Insect protein is catching the attention of environmentally minded consumers because it treads more lightly on the planet than protein from the animals we’re more accustomed to eating — cows and pigs and chickens. Tally up the feed required, water used or greenhouse gases emitted, and insects look better than a lot of other protein sources (although there is, naturally, some disagreement about the extent of the advantage). But no matter how green insects are, there are some obstacles to getting Americans to eat them.

Though we don’t currently consume worms, “there’s no reason we shouldn’t,” Haspel wrote.

“Lots of people do. It’s just that most of them are in Asia, Latin America and Africa,” she added.

The Post columnist pointed to youth as “where change happens.” 
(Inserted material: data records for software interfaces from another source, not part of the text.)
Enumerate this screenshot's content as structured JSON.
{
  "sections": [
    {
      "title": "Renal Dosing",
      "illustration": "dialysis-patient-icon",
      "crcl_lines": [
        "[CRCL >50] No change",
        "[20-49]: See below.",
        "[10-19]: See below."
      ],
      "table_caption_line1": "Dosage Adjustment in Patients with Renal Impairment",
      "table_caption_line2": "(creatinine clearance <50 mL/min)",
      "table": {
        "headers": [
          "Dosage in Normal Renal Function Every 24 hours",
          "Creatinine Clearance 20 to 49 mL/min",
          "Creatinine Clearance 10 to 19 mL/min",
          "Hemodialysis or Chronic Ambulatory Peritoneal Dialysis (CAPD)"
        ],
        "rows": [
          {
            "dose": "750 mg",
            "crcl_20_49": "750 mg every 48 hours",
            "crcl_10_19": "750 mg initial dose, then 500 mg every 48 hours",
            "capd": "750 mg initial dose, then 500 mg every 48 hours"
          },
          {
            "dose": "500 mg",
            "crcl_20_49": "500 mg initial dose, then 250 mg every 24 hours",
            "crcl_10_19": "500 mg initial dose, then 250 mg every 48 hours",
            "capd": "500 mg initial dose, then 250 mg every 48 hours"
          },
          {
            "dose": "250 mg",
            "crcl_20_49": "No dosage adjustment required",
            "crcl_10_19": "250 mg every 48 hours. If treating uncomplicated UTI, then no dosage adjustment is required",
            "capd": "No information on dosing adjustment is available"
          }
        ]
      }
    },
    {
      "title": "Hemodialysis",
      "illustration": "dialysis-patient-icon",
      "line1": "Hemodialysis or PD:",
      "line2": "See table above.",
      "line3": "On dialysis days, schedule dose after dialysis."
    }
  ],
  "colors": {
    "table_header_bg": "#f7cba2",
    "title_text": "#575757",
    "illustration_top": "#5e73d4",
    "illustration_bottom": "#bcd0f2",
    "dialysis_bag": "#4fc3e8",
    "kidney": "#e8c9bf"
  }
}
“If we can collectively raise a generation of children who think bugs are cool and yummy, it’ll be easier to move beyond the cricket flour phase and on to the worms and caterpillars starring in dishes where they replace animal protein, which is the whole point,” she wrote.

In order to see “widespread acceptance of a more sustainable protein source,” Haspel insisted that “you don’t have to order the mealworm tacos, but it might help if you feed them to your kids.”